Final proposals It is arms that are the enemy and not the Armed Forces. It is the concentration of money that is the enemy and not those who emigrate in search of a better life. The sense of constructing a Region is to be able to make a contribution to humanity, making South America the vanguard of the future Universal Human Nation.

Our proposal is precisely:

a) That we ratify the Tlatelolco Treaty, in order that every country in this region is committed to not using nuclear energy for building weapons of mass destruction and let us extend it towards creating a war-free zone in our region.

b) That we reduce the war budget in the short term by progressive and proportional disarmament throughout the whole region.

c) That we build a treaty of regional sovereignty to guarantee the just and universal application of human rights and recuperation and protection of environmental resources, without leaving to one side full sovereignty. This new treaty must also contemplate a new agreement between Capital and Work, generating equitable conditions for both factors of production.

d) That we close all the bases in the region, as has already been done in Ecuador.

Those steps will begin a change of direction and will change the conditions of dialogue and current regional policy.

To create awareness: the World March for Peace and Non-Violence

The great change will not arise from speeches drawn up for television or formal declarations, but from sincere concern because in each one of our Nations different forms of violence will have been overcome. No more exploitation of the worker, or discrimination of the woman, or contempt and open or underhand genocide against native peoples. No more ethnocide or ecocide.
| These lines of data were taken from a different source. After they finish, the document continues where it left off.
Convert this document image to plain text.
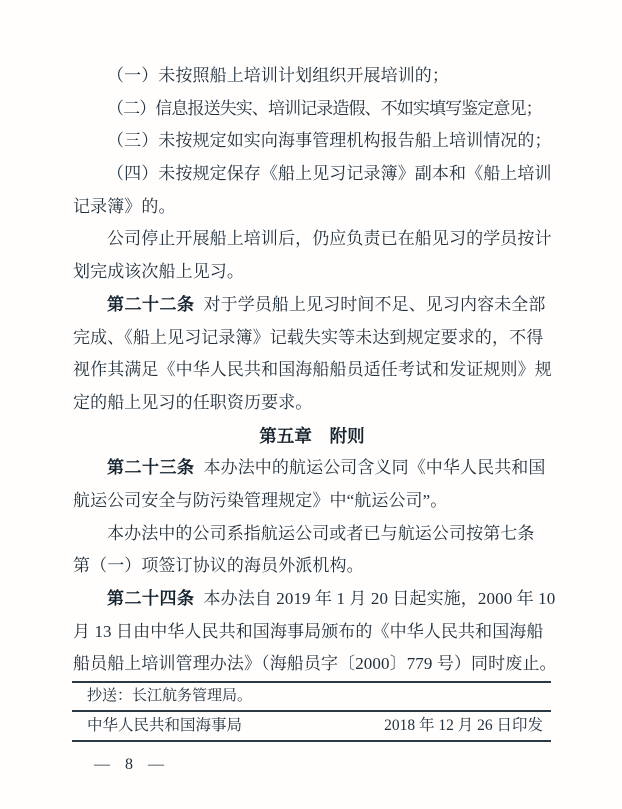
（一）未按照船上培训计划组织开展培训的；
（二）信息报送失实、培训记录造假、不如实填写鉴定意见；
（三）未按规定如实向海事管理机构报告船上培训情况的；
（四）未按规定保存《船上见习记录簿》副本和《船上培训
记录簿》的。
公司停止开展船上培训后，仍应负责已在船见习的学员按计
划完成该次船上见习。
第二十二条 对于学员船上见习时间不足、见习内容未全部
完成、《船上见习记录簿》记载失实等未达到规定要求的，不得
视作其满足《中华人民共和国海船船员适任考试和发证规则》规
定的船上见习的任职资历要求。
第五章　附则
第二十三条 本办法中的航运公司含义同《中华人民共和国
航运公司安全与防污染管理规定》中“航运公司”。
本办法中的公司系指航运公司或者已与航运公司按第七条
第（一）项签订协议的海员外派机构。
第二十四条 本办法自 2019 年 1 月 20 日起实施，2000 年 10
月 13 日由中华人民共和国海事局颁布的《中华人民共和国海船
船员船上培训管理办法》（海船员字〔2000〕779 号）同时废止。
抄送：长江航务管理局。
中华人民共和国海事局	2018 年 12 月 26 日印发
— 8 —
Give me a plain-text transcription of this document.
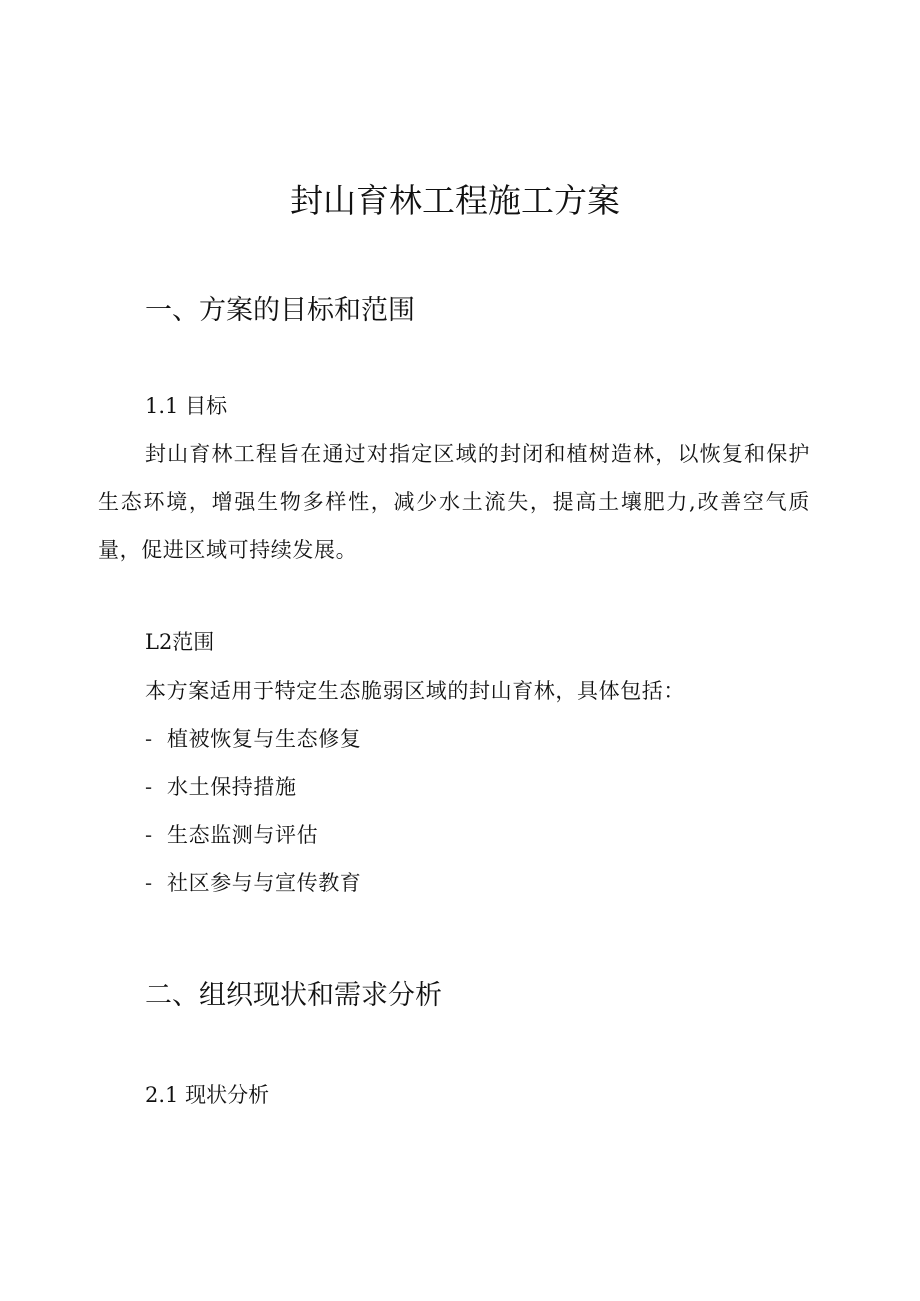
封山育林工程施工方案
一、方案的目标和范围
1.1 目标

封山育林工程旨在通过对指定区域的封闭和植树造林，以恢复和保护生态环境，增强生物多样性，减少水土流失，提高土壤肥力,改善空气质量，促进区域可持续发展。

L2范围

本方案适用于特定生态脆弱区域的封山育林，具体包括：

- 植被恢复与生态修复
- 水土保持措施
- 生态监测与评估
- 社区参与与宣传教育
二、组织现状和需求分析
2.1 现状分析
No more fanaticism or indifference in the face of the terrible conditions of ignorance, sickness and poverty.
It is for this reason that we invite everyone to the closing of the World March for Peace and Non-Violence in the Park of Study and Reflection in Punta de Vacas on 2 January 2010. The great March that began on 2 October in Wellington, New Zealand, which has travelled through more than 100 countries, is seeking to create awareness in the face of the dangerous global situation that we are going through, marked by the heightened probability of nuclear conflict, by arms and by violent military occupation of territories. This project, which travels through the hearts of the world, reviving the conviction that a world without violence is necessary and possible, demands:

• Nuclear disarmament at global level, • Immediate withdrawal of invading troops in occupied territories, • Progressive and proportional reduction of conventional arms, • The signing of non-aggression treaties between countries and • that governments renounce using war as a means to resolve conflicts.
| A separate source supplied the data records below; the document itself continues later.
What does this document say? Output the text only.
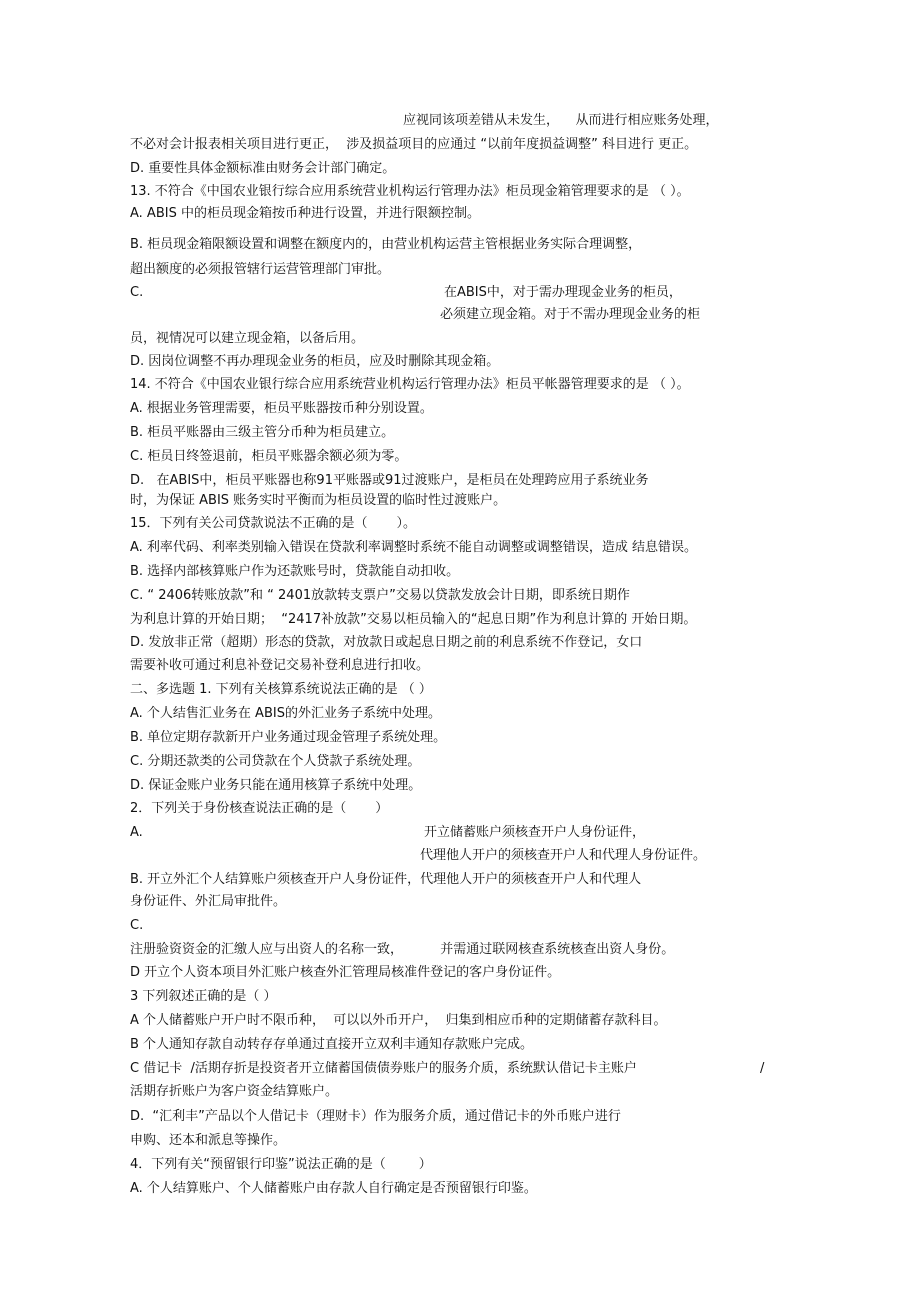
应视同该项差错从未发生，    从而进行相应账务处理，
不必对会计报表相关项目进行更正，  涉及损益项目的应通过 “以前年度损益调整” 科目进行 更正。
D. 重要性具体金额标准由财务会计部门确定。
13. 不符合《中国农业银行综合应用系统营业机构运行管理办法》柜员现金箱管理要求的是 （ ）。
A. ABIS 中的柜员现金箱按币种进行设置，并进行限额控制。
B. 柜员现金箱限额设置和调整在额度内的，由营业机构运营主管根据业务实际合理调整，
超出额度的必须报管辖行运营管理部门审批。
C.	在ABIS中，对于需办理现金业务的柜员，
必须建立现金箱。对于不需办理现金业务的柜
员，视情况可以建立现金箱，以备后用。
D. 因岗位调整不再办理现金业务的柜员，应及时删除其现金箱。
14. 不符合《中国农业银行综合应用系统营业机构运行管理办法》柜员平帐器管理要求的是 （ ）。
A. 根据业务管理需要，柜员平账器按币种分别设置。
B. 柜员平账器由三级主管分币种为柜员建立。
C. 柜员日终签退前，柜员平账器余额必须为零。
D.   在ABIS中，柜员平账器也称91平账器或91过渡账户，是柜员在处理跨应用子系统业务
时，为保证 ABIS 账务实时平衡而为柜员设置的临时性过渡账户。
15．下列有关公司贷款说法不正确的是（       ）。
A. 利率代码、利率类别输入错误在贷款利率调整时系统不能自动调整或调整错误，造成 结息错误。
B. 选择内部核算账户作为还款账号时，贷款能自动扣收。
C. “ 2406转账放款”和 “ 2401放款转支票户”交易以贷款发放会计日期，即系统日期作
为利息计算的开始日期；  “2417补放款”交易以柜员输入的“起息日期”作为利息计算的 开始日期。
D. 发放非正常（超期）形态的贷款，对放款日或起息日期之前的利息系统不作登记，女口
需要补收可通过利息补登记交易补登利息进行扣收。
二、多选题 1. 下列有关核算系统说法正确的是 （ ）
A. 个人结售汇业务在 ABIS的外汇业务子系统中处理。
B. 单位定期存款新开户业务通过现金管理子系统处理。
C. 分期还款类的公司贷款在个人贷款子系统处理。
D. 保证金账户业务只能在通用核算子系统中处理。
2．下列关于身份核查说法正确的是（       ）
A.	开立储蓄账户须核查开户人身份证件，
代理他人开户的须核查开户人和代理人身份证件。
B. 开立外汇个人结算账户须核查开户人身份证件，代理他人开户的须核查开户人和代理人
身份证件、外汇局审批件。
C.
注册验资资金的汇缴人应与出资人的名称一致，         并需通过联网核查系统核查出资人身份。
D 开立个人资本项目外汇账户核查外汇管理局核准件登记的客户身份证件。
3 下列叙述正确的是（ ）
A 个人储蓄账户开户时不限币种，  可以以外币开户，  归集到相应币种的定期储蓄存款科目。
B 个人通知存款自动转存存单通过直接开立双利丰通知存款账户完成。
C 借记卡  /活期存折是投资者开立储蓄国债债券账户的服务介质，系统默认借记卡主账户	/
活期存折账户为客户资金结算账户。
D.  “汇利丰”产品以个人借记卡（理财卡）作为服务介质，通过借记卡的外币账户进行
申购、还本和派息等操作。
4．下列有关“预留银行印鉴”说法正确的是（        ）
A. 个人结算账户、个人储蓄账户由存款人自行确定是否预留银行印鉴。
The World March is a call to all peoples to add their effort and take responsibility for changing our world into their own hands, overcoming their personal violence, giving support in their local sphere and as far as their influence reaches.

Thousands of us will be united on the high mountain range of the Andes on 2 January. Perhaps from there, in the middle of the mountains, rocks and wind, a new dialogue with oneself and, therefore, also with others is possible. We invite everyone to join and be inspired in order to begin this human change.